How much memory does it use?

Steady state on a 1000-resource cluster is around 110 MB RSS. The chart's default limit is 512 Mi, which leaves headroom up to roughly 4000–5000 resources. Past that, raise resources.limits.memory — see the Helm reference.

What if my cluster has 50K resources?

v1.0 is comfortable in the small-to-medium range (≤ ~5K-10K resources). Above that you'll hit two ceilings: graph footprint in memory and JSON serialisation latency on the level=cluster endpoint. Tier 2 storage moves the graph out of the process so the memory side is no longer the bottleneck, but the aggregator response shape is still O(R) — see the stress-test-5k fixture for a worked baseline. Response-shape pagination is a v1.0.x target.

Why is there no built-in authentication?

Building a good auth story for a generic web UI is a year of work on its own — OIDC IdP integrations, token refresh, session storage, RBAC mapping. The Kubernetes ecosystem already has battle-tested choices (oauth2-proxy, Pomerium, Cloudflare Access). KubeAtlas deliberately punts to those rather than ship a half-baked first version. Read the security warning before exposing the UI.

When will Tier 2 / Rego / Headlamp plugin be ready?

Tier 2 and Rego rule packs shipped in v1.0. The Headlamp plugin moved to v1.1 — see the roadmap.

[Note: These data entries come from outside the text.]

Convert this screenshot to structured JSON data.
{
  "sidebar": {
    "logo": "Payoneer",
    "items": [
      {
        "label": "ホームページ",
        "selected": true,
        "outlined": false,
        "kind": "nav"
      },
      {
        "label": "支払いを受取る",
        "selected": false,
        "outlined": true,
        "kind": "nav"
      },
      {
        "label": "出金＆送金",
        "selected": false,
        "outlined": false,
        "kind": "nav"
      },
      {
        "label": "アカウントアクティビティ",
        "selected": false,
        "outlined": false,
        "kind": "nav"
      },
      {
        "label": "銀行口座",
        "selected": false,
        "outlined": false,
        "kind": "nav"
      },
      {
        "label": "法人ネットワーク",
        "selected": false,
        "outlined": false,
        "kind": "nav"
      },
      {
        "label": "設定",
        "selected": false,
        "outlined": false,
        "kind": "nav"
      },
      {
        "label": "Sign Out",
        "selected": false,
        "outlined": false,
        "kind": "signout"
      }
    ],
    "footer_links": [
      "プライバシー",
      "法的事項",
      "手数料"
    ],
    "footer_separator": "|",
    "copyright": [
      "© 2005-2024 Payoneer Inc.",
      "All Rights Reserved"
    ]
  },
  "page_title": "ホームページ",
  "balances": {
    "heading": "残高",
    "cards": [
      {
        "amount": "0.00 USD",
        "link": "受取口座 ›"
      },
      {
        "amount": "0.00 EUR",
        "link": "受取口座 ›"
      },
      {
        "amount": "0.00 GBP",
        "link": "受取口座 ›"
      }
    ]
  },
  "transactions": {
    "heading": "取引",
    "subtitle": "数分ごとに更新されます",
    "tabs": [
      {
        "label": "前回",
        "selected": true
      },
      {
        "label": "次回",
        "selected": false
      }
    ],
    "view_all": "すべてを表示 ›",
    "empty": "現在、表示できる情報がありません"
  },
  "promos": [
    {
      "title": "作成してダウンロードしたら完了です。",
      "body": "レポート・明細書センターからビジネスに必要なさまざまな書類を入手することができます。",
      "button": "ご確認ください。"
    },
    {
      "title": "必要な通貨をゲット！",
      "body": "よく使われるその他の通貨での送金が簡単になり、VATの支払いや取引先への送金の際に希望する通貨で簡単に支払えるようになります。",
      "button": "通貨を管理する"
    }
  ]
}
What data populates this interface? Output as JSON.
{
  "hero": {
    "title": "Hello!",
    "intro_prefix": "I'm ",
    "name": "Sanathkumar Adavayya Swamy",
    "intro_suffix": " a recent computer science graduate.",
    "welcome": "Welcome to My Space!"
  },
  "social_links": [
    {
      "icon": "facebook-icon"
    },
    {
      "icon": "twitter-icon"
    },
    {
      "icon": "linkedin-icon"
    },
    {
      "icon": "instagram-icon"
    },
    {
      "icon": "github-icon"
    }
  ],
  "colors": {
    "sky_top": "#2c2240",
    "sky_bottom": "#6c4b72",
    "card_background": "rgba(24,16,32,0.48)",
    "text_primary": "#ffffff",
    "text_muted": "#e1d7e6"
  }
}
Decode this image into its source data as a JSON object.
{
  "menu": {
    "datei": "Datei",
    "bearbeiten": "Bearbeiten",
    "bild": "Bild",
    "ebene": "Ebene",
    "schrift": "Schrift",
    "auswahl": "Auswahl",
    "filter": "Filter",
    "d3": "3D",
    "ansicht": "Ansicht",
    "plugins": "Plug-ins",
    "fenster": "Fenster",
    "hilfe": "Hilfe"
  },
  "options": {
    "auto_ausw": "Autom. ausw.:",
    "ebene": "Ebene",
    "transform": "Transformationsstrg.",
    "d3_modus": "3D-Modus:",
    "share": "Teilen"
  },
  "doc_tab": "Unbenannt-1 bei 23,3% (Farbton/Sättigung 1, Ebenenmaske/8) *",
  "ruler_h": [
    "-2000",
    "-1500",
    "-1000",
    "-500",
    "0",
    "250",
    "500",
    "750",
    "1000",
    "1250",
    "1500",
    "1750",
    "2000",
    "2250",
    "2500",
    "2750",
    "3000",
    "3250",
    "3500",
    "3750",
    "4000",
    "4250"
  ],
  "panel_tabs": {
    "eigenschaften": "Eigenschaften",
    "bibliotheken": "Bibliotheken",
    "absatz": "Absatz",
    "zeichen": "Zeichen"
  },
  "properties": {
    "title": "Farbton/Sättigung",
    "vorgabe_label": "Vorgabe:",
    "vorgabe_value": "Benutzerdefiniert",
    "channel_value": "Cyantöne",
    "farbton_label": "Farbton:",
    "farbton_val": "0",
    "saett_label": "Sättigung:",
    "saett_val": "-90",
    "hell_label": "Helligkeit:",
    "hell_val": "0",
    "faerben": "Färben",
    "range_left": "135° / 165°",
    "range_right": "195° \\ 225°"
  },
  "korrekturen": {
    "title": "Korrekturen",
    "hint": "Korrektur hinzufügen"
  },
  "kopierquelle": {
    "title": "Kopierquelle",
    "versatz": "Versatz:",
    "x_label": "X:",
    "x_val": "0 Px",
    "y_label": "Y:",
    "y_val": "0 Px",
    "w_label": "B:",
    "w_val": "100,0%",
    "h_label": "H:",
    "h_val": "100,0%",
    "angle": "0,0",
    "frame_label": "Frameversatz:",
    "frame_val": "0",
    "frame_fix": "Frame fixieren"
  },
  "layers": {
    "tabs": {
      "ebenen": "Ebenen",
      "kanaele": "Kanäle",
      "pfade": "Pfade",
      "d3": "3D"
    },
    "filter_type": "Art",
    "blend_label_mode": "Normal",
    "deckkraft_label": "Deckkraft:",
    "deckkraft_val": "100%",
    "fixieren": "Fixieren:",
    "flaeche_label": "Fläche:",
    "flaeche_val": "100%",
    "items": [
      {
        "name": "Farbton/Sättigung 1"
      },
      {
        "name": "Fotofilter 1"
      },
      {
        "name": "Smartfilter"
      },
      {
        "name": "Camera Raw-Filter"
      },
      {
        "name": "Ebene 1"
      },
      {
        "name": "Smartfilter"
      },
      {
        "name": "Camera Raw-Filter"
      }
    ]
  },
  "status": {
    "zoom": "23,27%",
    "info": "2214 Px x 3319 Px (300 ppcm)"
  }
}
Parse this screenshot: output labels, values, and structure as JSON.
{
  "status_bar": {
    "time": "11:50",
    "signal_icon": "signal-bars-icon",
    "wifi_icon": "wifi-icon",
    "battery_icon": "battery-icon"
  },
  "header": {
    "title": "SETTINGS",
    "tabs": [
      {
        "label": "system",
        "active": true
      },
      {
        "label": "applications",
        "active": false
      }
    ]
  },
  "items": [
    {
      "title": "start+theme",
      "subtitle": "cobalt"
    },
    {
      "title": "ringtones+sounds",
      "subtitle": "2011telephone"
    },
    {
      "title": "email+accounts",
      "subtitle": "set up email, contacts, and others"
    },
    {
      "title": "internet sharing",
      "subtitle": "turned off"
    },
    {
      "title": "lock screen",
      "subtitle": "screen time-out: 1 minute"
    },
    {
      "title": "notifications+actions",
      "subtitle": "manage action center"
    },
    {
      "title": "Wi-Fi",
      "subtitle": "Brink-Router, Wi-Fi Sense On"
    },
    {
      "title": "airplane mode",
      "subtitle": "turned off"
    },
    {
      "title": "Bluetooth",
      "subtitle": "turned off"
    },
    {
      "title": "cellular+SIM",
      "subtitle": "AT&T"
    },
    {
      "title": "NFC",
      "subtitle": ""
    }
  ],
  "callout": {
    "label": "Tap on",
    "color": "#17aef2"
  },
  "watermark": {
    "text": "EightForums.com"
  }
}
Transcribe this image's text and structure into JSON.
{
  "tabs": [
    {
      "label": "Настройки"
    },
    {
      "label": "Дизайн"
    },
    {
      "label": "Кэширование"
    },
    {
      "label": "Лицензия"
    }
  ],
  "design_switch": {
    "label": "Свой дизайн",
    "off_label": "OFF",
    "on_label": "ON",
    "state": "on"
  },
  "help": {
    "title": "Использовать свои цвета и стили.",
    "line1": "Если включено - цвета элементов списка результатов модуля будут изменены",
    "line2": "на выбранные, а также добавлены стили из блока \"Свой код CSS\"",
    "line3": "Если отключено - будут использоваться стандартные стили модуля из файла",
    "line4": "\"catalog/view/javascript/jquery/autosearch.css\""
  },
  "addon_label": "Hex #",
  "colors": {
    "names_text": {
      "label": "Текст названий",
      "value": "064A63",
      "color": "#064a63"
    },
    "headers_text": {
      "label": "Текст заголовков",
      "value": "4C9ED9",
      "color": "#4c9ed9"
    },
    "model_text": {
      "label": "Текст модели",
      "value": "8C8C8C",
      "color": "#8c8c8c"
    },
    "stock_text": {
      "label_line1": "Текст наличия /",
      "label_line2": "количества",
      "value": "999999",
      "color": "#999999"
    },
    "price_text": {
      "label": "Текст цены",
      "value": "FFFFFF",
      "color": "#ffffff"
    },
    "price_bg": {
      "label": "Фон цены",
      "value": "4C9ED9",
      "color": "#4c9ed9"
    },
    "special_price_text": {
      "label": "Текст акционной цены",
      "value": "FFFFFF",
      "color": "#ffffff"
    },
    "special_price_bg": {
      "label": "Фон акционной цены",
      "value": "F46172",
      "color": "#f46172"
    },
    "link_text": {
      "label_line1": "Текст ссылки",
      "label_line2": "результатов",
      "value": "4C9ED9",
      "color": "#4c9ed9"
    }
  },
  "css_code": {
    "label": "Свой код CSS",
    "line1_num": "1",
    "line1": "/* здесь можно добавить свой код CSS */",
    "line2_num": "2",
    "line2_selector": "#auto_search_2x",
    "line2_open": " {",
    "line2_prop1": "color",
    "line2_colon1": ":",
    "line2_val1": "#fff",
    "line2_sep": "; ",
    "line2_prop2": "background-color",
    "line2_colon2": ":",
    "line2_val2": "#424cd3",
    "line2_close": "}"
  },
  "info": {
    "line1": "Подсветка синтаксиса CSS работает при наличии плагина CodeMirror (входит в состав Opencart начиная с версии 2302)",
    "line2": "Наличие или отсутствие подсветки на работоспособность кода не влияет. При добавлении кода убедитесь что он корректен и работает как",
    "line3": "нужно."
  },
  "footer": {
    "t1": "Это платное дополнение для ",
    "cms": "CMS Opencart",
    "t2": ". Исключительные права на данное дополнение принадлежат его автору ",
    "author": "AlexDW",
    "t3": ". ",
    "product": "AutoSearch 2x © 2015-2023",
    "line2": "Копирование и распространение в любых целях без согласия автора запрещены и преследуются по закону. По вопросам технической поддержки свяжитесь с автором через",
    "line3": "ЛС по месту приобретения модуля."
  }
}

How do I extend it with custom edge types?

Two paths, depending on whether you want to ship a binary fork or load a rule at runtime:

  • Runtime Rego rule pack — the Phase 2 extension surface. Declare CRD edges in Rego, sign and publish to an OCI registry, point rulePacks.extras at the artifact. No rebuild required. See lithastra/kubeatlas-rules for the canonical examples (openshift, cert-manager).
  • Built-in Go extractor — for edges that should ship as defaults. The Developer Guide has the worked example: implement extractor.Extractor, register in extractor.Default(), add a contract test.

Does it phone home / collect telemetry?

No. Zero outbound network calls at runtime. The binary talks to your Kubernetes apiserver and that's it — no analytics, no usage reporting, no remote config.

What's the relationship with Lithastra / PlanWeave?

Lithastra is the umbrella the project ships under. PlanWeave is a separate Lithastra product — KubeAtlas neither depends on it nor pushes data to it. The two share an organisation, not a runtime.

KubeAtlas is Apache-2.0 licensed, governed under the GOVERNANCE.md in the repo, and accepts contributions from anyone — see the Developer Guide.